The APA’s new mental illnesses will provide shrinks with lucrative new court “expert witness” opportunities. One woman already successfully used premenstrual syndrome as an “insanity” defense for murdering her husband, and PMS is now being used as a defense in child abuse cases. This is progress?
Many psychiatrists seem to view the human mind largely as a means to pad their pockets. Though doctors decided more than a hundred years ago that bleeding per se was not good for the human body, psychiatrists still seem to feel that financially bleeding a patient is good for his mind.
If shrinks only cleaned out people’s wallets, then they would be no more harmful than your average politician. But psychiatrists nowadays routinely rely on mind-numbering drugs and mind-shattering electric shock treatments. Some mental patients are developing Parkinson’s disease symptoms as a result of years of heavy medication. Electric shock “therapy” – aside from being a terrifying experience – sometimes causes permanent memory loss, thus making it harder for a patient to handle reality.
If shrinks can succeed in defining masochism as a mental illness, then it is only a matter of time until they add hay fever, the Monday blahs, and voting Republican to the list.

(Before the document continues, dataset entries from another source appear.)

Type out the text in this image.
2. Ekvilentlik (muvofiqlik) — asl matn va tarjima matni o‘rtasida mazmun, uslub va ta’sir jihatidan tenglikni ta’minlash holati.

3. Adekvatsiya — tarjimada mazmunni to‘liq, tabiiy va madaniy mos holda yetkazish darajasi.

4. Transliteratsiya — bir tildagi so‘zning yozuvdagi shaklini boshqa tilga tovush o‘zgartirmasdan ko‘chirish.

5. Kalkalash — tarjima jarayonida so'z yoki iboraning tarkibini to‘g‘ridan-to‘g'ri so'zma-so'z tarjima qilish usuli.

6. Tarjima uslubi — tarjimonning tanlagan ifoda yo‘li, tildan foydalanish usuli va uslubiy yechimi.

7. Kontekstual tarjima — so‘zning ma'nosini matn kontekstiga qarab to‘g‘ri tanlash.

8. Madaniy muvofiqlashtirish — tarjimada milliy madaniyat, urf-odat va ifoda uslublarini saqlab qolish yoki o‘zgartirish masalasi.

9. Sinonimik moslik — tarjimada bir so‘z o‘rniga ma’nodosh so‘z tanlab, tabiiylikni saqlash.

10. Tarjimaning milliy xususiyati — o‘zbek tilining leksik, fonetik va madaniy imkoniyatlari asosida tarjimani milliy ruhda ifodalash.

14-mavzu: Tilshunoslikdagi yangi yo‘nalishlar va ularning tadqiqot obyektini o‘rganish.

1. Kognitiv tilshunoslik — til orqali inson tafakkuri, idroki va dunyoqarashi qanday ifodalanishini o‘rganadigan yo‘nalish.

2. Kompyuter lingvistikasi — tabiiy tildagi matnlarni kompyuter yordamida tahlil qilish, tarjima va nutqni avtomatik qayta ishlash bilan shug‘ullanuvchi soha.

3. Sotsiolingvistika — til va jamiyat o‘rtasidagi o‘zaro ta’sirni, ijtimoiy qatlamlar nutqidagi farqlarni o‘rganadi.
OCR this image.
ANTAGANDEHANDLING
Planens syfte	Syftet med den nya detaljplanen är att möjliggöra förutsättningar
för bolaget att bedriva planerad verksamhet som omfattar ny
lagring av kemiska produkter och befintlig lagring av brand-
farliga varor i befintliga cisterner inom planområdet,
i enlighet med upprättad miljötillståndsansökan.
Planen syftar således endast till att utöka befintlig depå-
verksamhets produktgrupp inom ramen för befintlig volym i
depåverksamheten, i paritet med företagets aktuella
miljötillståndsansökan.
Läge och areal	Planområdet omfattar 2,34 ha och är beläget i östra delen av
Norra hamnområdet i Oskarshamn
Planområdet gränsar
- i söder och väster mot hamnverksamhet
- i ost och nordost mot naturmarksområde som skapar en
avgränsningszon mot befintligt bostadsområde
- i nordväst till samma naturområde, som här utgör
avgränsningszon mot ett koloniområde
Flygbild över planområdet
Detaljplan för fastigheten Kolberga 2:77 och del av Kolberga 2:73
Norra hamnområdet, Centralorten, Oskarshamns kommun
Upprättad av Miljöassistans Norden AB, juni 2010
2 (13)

And with the cost of electricity these days, it would be a shame to waste all those electric shocks on people who might not really need them.
We have new mental illnesses not because of new breakthroughs in understanding the mind, but because psychiatrists want more money and more power over the rest of us. Shrinks generally have a poor batting average for curing known mental problems – but that has not stopped them from creating new “illnesses” that supposedly they alone can treat.
A con artist with an M.D. is still a con artist. The human mind was not created to provide full employment for psychiatrists.
Tagline: James Bovard’s therapist thought writing this column would do him some good.